The context of that advice, however, is mostly for writing evocative fiction or highly descriptive or sensory text.

Technical writers and instructors also follow the “show, don’t tell” advice because visual cues enhance learning.

Even in printed documentation, call out boxes, lines, graphics, graphs, and tables are all used to help convey information by the most easily digestible means possible.

Tables and Other Visuals

Tables are certainly an awesome way to break down complex data into visual sets, but they are the bane of a 508 compliance specialist’s existence.  There’s just no quick or easy way to make assistive reading devices “translate” that visual information.
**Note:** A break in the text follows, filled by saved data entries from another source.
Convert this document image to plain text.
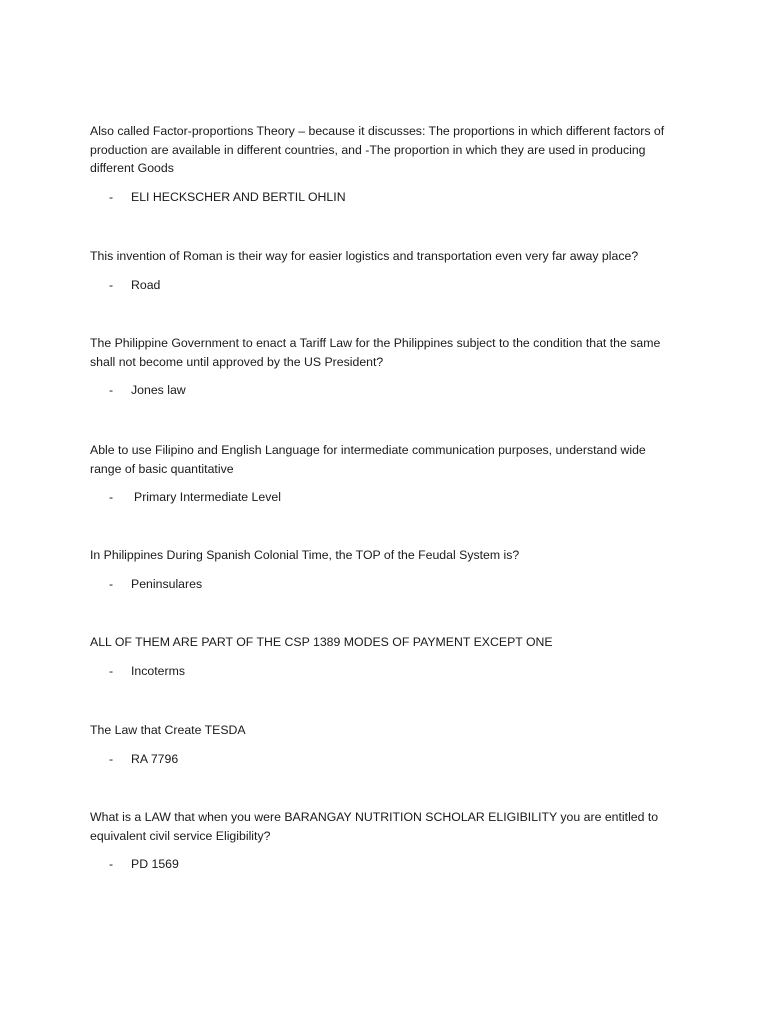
Also called Factor-proportions Theory – because it discusses: The proportions in which different factors of production are available in different countries, and -The proportion in which they are used in producing different Goods

- ELI HECKSCHER AND BERTIL OHLIN

This invention of Roman is their way for easier logistics and transportation even very far away place?

- Road

The Philippine Government to enact a Tariff Law for the Philippines subject to the condition that the same shall not become until approved by the US President?

- Jones law

Able to use Filipino and English Language for intermediate communication purposes, understand wide range of basic quantitative

- Primary Intermediate Level

In Philippines During Spanish Colonial Time, the TOP of the Feudal System is?

- Peninsulares

ALL OF THEM ARE PART OF THE CSP 1389 MODES OF PAYMENT EXCEPT ONE

- Incoterms

The Law that Create TESDA

- RA 7796

What is a LAW that when you were BARANGAY NUTRITION SCHOLAR ELIGIBILITY you are entitled to equivalent civil service Eligibility?

- PD 1569
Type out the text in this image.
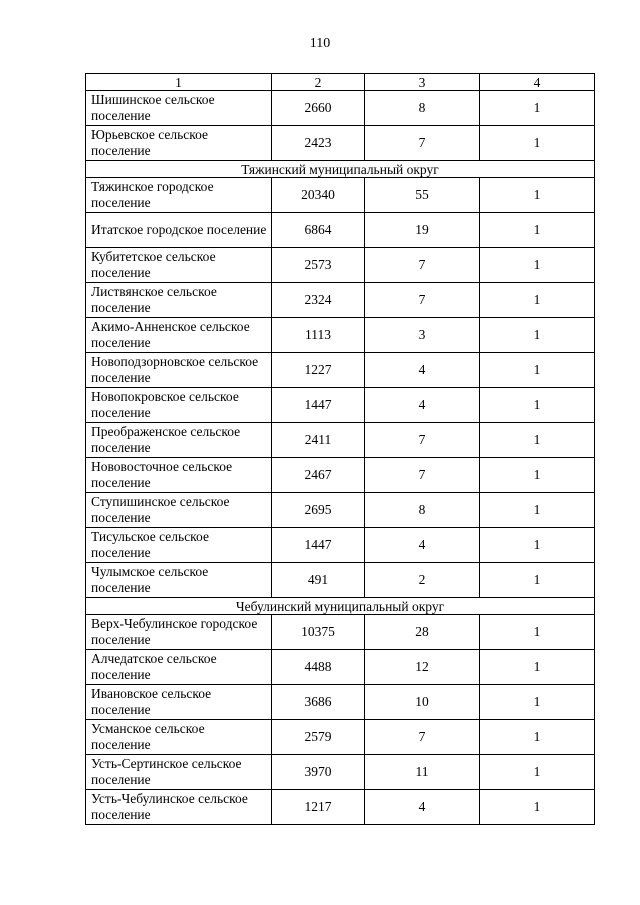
110
1	2	3	4
Шишинское сельское поселение	2660	8	1
Юрьевское сельское поселение	2423	7	1
Тяжинский муниципальный округ			
Тяжинское городское поселение	20340	55	1
Итатское городское поселение	6864	19	1
Кубитетское сельское поселение	2573	7	1
Листвянское сельское поселение	2324	7	1
Акимо-Анненское сельское поселение	1113	3	1
Новоподзорновское сельское поселение	1227	4	1
Новопокровское сельское поселение	1447	4	1
Преображенское сельское поселение	2411	7	1
Нововосточное сельское поселение	2467	7	1
Ступишинское сельское поселение	2695	8	1
Тисульское сельское поселение	1447	4	1
Чулымское сельское поселение	491	2	1
Чебулинский муниципальный округ			
Верх-Чебулинское городское поселение	10375	28	1
Алчедатское сельское поселение	4488	12	1
Ивановское сельское поселение	3686	10	1
Усманское сельское поселение	2579	7	1
Усть-Сертинское сельское поселение	3970	11	1
Усть-Чебулинское сельское поселение	1217	4	1
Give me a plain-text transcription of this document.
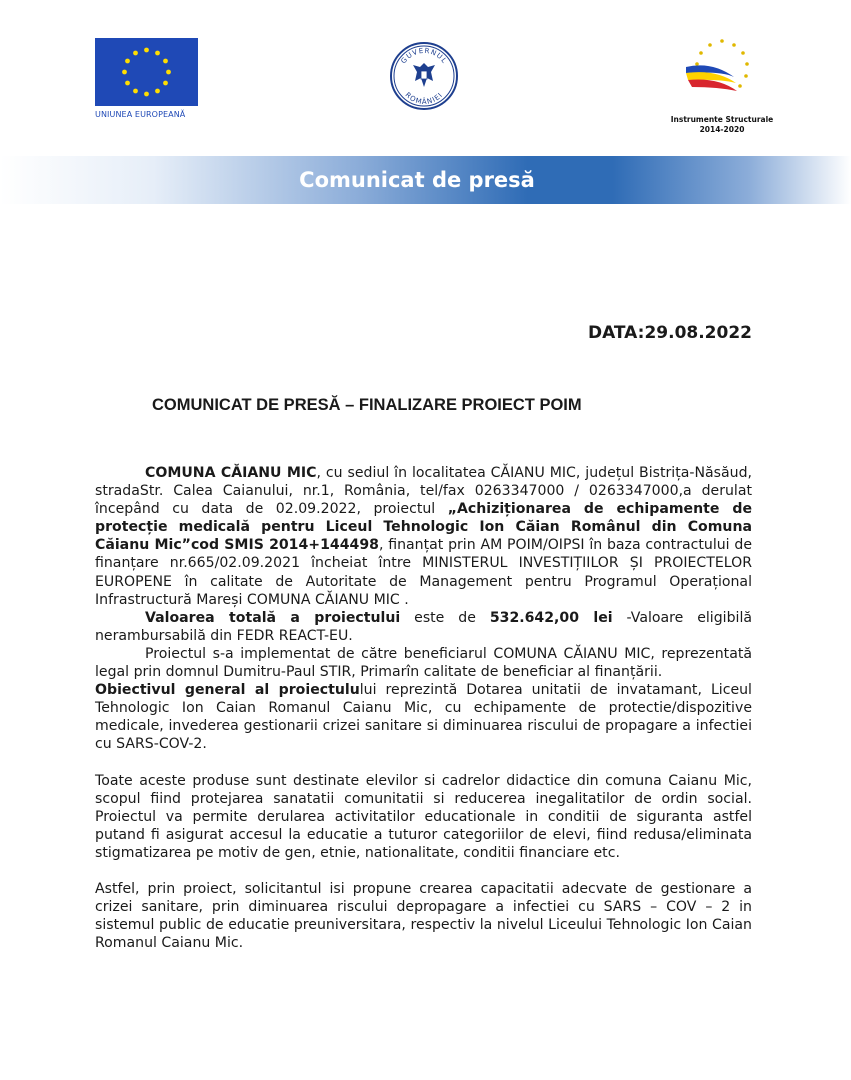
UNIUNEA EUROPEANĂ
GUVERNUL
ROMÂNIEI
Instrumente Structurale
2014-2020
Comunicat de presă
DATA:29.08.2022
COMUNICAT DE PRESĂ – FINALIZARE PROIECT POIM

COMUNA CĂIANU MIC, cu sediul în localitatea CĂIANU MIC, județul Bistrița-Năsăud, stradaStr. Calea Caianului, nr.1, România, tel/fax 0263347000 / 0263347000,a derulat începând cu data de 02.09.2022, proiectul „Achiziționarea de echipamente de protecție medicală pentru Liceul Tehnologic Ion Căian Românul din Comuna Căianu Mic”cod SMIS 2014+144498, finanțat prin AM POIM/OIPSI în baza contractului de finanțare nr.665/02.09.2021 încheiat între MINISTERUL INVESTIȚIILOR ȘI PROIECTELOR EUROPENE în calitate de Autoritate de Management pentru Programul Operațional Infrastructură Mareși COMUNA CĂIANU MIC .

Valoarea totală a proiectului este de 532.642,00 lei -Valoare eligibilă nerambursabilă din FEDR REACT-EU.

Proiectul s-a implementat de către beneficiarul COMUNA CĂIANU MIC, reprezentată legal prin domnul Dumitru-Paul STIR, Primarîn calitate de beneficiar al finanțării.

Obiectivul general al proiectulului reprezintă Dotarea unitatii de invatamant, Liceul Tehnologic Ion Caian Romanul Caianu Mic, cu echipamente de protectie/dispozitive medicale, invederea gestionarii crizei sanitare si diminuarea riscului de propagare a infectiei cu SARS-COV-2.

Toate aceste produse sunt destinate elevilor si cadrelor didactice din comuna Caianu Mic, scopul fiind protejarea sanatatii comunitatii si reducerea inegalitatilor de ordin social. Proiectul va permite derularea activitatilor educationale in conditii de siguranta astfel putand fi asigurat accesul la educatie a tuturor categoriilor de elevi, fiind redusa/eliminata stigmatizarea pe motiv de gen, etnie, nationalitate, conditii financiare etc.

Astfel, prin proiect, solicitantul isi propune crearea capacitatii adecvate de gestionare a crizei sanitare, prin diminuarea riscului depropagare a infectiei cu SARS – COV – 2 in sistemul public de educatie preuniversitara, respectiv la nivelul Liceului Tehnologic Ion Caian Romanul Caianu Mic.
It takes a lot of creativity to translate all those awesome visual elements in documentation to:

  1. a verbal or textual representation of the visual, and
  2. text that actually makes sense when read aloud.

This is why I tell writers and anyone else involved with 508 compliance to “think audibly”.

Think Audibly

tell don't showImagine that you are responsible for “telling” someone what’s going on or how to do something, but that person can’t see you or any examples.

You have to “tell” him audibly.

You have to use your spoken words to convey all the information.

THEN, you have to put those words into text for documentation.

There is a significant difference between the spoken word and the written word.  The language and basic communication are the same, but the written word is still somewhat of a visual medium.  We learn to read by recognizing shapes and combinations of letters.  When we read, we’re absorbing symbols for the language and translating them in our heads based on all our previous knowledge and experience.

Think about how you read.  You don’t identify individual letters.  If you’re a fast reader, you may not even consciously identify all the individual words in a sentence.  You grasp the concepts and move on.

Those visual shortcuts aren’t the same with audible communication.  You have to think audibly.  Most of your 508 efforts will be read aloud, so think in terms of audible communication.  THEN, put those words on paper…or word processor.

Use All the Tools

That doesn’t mean that we won’t still use visual images and cues to enhance learning in written and multimedia materials.  Of course, we will.  We still have to communicate effectively and meet the objectives.

Though, for 508 purposes, it’s best to reformat tables into segmented textual lists – until technology adapts to visual cues and complex table functions.

However, we’re not going to stop using an effective tool.  We just need to add a few tools to think ahead for 508 compliance.  If you know that you need to make the material 508 compliant, I advise writers to “tell” more while they’re also “showing”.

Descriptive Text

Even the original advice to writers to “show, not tell” wasn’t meant literally.  That advice refers to using evocative and descriptive text…not images and graphs.  That advice doesn’t go away.  Descriptive text is essential for communicating a full concept through text.

Maybe that’s a better way to think about it.  Images, graphs, and tables should be supplemental…to support the text, but the text should be able (for the most part) to stand on its own as a full representation of the information or concept…even if some of the text is in an alt-tag.